Правда заключалась в том, что Руднев, связанный бытовым образом с русской церковью, считал, однако, что религиозные вопросы не являются предметом рассуждений или споров. Вера – это личное дело человека! Высказываться на эту тему при посторонних даже неприлично…
За стаканом красного вина с неприхотливою закускою мы старались мирно беседовать, не слишком раздражая друг друга; по существу, я уважал в нем честность, стойкость, неподкупность и какую-то особенную, давно исчезнувшую «старорежимную» бескорыстную чистоту. Связывала нас и медицина: он был московским, кажется, земским врачом и понимал лекарскую деятельность вроде некоего служения… Трогали Руднева, вероятно, и чрезмерные лишения, выпавшие на долю всего моего поколения.
Его жена, низенькая, коренастая – типичная русская женская фигура – с ясным «честным» взглядом, мирно прислушивалась к нашей беседе. Благодаря медицине в каждой стране, куда меня забрасывала судьба, я сразу попадал в гущу реальной коренной жизни и видел подоплеку, скрытую от глаз иностранных наблюдателей. Мой опыт иной раз мог показаться интересным.
У Руднева, помню по рукопожатию, был какой-то дефект в пальце: кажется, недоставало части правого мизинца. Детей у них, как полагалось в той среде, не было. Чем это объяснить, не знаю, но факт, что Вишняк, Николаевский, Зензинов, Алданов, Фондаминский и многие, многие другие никогда живого потомства не производили, мне кажется совершенно поразительным и требующим истолкования.
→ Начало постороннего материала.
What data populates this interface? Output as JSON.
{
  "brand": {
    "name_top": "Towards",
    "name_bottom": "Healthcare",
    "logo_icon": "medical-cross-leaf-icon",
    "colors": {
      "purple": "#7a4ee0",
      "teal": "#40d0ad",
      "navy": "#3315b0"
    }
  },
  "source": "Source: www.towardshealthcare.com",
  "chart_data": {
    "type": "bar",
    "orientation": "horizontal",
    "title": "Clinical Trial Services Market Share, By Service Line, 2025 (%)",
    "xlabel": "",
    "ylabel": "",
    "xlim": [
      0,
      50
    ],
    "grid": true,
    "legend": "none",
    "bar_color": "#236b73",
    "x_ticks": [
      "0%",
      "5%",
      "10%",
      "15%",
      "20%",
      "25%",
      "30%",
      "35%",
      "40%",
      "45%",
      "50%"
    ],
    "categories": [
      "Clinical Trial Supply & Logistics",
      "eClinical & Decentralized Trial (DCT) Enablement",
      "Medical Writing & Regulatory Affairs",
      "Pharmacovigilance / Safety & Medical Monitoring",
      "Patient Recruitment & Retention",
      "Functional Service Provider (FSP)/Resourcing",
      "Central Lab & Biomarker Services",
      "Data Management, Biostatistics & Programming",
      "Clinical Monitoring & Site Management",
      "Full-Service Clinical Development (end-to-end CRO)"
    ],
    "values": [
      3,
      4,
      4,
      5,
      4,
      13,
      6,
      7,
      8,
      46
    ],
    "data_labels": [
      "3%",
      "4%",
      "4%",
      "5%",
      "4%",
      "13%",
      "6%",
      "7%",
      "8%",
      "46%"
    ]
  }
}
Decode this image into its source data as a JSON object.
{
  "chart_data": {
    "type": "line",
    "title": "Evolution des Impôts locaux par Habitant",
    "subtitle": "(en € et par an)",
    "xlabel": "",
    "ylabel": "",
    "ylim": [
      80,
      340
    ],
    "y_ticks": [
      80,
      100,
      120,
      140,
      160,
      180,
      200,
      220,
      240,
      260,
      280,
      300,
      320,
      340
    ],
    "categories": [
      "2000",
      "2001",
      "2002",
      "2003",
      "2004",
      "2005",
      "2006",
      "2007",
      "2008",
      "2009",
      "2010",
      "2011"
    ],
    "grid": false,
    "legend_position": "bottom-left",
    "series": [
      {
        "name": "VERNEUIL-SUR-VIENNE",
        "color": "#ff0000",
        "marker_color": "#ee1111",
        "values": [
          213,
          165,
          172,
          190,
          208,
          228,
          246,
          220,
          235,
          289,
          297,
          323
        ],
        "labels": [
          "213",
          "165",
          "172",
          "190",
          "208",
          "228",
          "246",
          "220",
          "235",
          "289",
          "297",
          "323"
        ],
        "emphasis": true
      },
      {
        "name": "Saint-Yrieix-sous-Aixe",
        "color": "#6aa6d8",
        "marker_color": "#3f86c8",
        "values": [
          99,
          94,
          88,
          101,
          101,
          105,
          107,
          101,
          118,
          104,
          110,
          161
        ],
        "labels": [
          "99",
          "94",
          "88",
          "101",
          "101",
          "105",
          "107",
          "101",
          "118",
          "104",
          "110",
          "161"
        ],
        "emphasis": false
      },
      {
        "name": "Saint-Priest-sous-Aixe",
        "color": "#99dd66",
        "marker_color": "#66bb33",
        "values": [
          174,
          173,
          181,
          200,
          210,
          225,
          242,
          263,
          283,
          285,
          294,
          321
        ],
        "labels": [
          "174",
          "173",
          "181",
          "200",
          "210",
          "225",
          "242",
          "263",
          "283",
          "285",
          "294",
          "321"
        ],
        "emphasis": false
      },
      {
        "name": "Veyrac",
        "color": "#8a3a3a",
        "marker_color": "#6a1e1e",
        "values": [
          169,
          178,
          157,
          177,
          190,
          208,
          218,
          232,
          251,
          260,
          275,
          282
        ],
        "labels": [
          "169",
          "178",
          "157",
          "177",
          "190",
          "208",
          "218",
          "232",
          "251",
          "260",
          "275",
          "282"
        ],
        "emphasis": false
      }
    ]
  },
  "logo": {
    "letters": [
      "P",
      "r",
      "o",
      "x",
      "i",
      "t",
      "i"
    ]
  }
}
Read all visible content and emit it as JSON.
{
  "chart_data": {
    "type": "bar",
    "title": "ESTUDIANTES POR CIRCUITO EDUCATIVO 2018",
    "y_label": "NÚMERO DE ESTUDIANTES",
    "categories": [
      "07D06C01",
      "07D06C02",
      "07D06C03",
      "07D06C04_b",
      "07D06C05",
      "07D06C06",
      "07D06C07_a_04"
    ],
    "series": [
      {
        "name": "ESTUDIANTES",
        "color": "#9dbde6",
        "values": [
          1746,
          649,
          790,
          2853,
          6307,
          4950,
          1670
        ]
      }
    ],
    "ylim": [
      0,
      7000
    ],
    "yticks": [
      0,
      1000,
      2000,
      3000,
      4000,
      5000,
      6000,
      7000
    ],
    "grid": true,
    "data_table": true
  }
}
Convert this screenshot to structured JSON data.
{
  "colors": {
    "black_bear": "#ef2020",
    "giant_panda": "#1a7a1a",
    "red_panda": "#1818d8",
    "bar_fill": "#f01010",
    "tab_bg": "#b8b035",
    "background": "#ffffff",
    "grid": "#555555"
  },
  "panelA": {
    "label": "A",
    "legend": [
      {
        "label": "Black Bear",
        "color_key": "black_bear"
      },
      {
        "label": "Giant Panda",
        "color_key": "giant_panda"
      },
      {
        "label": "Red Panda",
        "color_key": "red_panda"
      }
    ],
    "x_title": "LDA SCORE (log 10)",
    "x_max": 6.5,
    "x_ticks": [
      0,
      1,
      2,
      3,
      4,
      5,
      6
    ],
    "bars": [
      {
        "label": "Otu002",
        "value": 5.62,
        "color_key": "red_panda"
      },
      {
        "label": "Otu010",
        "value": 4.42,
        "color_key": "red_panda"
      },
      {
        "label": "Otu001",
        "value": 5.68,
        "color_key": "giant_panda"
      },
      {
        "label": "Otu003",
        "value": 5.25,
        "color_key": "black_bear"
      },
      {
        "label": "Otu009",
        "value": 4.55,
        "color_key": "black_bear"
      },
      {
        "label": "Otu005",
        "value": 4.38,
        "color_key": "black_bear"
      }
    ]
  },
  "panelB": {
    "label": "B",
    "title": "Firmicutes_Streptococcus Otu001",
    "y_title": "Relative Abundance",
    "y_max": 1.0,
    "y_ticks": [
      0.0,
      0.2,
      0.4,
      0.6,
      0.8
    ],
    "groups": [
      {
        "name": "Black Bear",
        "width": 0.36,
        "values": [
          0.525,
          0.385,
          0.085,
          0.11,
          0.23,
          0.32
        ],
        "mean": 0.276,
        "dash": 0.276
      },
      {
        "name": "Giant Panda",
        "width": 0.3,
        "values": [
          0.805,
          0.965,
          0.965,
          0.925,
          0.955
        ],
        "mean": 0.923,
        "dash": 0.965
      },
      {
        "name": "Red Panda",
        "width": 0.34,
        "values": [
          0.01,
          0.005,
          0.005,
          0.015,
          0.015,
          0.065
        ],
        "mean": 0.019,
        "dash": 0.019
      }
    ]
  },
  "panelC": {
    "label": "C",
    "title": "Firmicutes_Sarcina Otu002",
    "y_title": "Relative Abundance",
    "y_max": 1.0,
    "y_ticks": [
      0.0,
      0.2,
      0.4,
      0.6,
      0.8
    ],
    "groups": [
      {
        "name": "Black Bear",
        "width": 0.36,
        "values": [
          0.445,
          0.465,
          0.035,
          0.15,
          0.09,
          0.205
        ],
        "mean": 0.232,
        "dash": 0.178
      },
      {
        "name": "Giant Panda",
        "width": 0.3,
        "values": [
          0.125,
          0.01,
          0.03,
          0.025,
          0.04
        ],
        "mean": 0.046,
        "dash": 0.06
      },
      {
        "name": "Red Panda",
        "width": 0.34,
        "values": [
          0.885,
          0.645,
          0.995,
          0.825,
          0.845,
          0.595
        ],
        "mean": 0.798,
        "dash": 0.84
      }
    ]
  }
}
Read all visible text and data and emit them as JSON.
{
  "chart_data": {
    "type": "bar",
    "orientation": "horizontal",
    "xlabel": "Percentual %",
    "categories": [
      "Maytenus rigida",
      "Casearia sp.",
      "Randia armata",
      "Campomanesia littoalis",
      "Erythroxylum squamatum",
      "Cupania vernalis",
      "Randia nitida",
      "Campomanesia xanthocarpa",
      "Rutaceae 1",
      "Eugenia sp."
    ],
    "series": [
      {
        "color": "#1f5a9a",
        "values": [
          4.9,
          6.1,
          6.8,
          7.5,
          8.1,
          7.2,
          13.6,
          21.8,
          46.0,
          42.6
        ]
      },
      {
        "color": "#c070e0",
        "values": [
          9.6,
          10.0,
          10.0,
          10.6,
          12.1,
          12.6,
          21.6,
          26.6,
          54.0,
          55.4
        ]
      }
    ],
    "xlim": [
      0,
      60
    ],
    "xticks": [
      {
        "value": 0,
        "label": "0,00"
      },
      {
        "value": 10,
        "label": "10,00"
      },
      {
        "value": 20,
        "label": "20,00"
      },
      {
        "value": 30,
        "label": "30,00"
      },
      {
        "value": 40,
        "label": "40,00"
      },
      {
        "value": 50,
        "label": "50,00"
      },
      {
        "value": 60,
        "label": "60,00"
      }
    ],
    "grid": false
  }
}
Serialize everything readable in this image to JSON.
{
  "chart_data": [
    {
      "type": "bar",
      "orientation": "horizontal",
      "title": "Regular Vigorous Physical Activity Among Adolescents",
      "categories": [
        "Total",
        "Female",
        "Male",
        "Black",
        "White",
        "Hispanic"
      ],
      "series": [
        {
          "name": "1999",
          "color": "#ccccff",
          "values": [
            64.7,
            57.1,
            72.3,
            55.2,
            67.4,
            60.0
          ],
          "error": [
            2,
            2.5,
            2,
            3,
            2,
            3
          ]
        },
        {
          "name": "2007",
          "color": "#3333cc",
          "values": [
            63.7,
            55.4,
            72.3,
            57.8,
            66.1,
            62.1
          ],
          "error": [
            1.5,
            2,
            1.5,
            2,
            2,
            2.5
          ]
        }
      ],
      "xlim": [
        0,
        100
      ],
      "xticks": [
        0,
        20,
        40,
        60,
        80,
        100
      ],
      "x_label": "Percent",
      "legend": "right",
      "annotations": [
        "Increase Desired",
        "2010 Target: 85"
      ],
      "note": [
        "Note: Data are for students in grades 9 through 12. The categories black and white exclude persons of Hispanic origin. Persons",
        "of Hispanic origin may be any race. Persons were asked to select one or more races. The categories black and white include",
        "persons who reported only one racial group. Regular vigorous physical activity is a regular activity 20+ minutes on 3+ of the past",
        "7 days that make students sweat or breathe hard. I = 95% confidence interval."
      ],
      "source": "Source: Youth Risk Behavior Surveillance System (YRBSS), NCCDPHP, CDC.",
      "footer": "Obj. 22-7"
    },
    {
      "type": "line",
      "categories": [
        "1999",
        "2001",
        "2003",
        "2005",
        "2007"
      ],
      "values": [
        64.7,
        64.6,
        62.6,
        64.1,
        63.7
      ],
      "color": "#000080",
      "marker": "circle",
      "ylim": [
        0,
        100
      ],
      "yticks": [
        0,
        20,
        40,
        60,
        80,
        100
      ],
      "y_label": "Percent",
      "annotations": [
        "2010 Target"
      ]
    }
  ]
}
После бегства из Парижа Руднев долго хворал в По; его оперировали, но безуспешно. Умер, как полагается русскому революционеру, в ссылке, непрестанно хлопоча о других (помогал и мне с визою). О его последних днях хорошо рассказывала Извольская, жившая тогда в По.
Похоронив мужа в Пиренеях, вдова Руднева перекочевала в Нью-Йорк, где я ее на первых порах изредка встречал. Она пробовала меня приглашать на свои воскресные завтраки, где бывали ее старинные товарищи вроде Вишняка и Зензинова… Но из этого общения ничего путного не получилось: я как-то мимоходом ругнул очередной роман Алданова, и меня тут же с позором вывели из-за стола. Алданова в своем кругу еще можно критиковать, но не дай Бог при посторонних.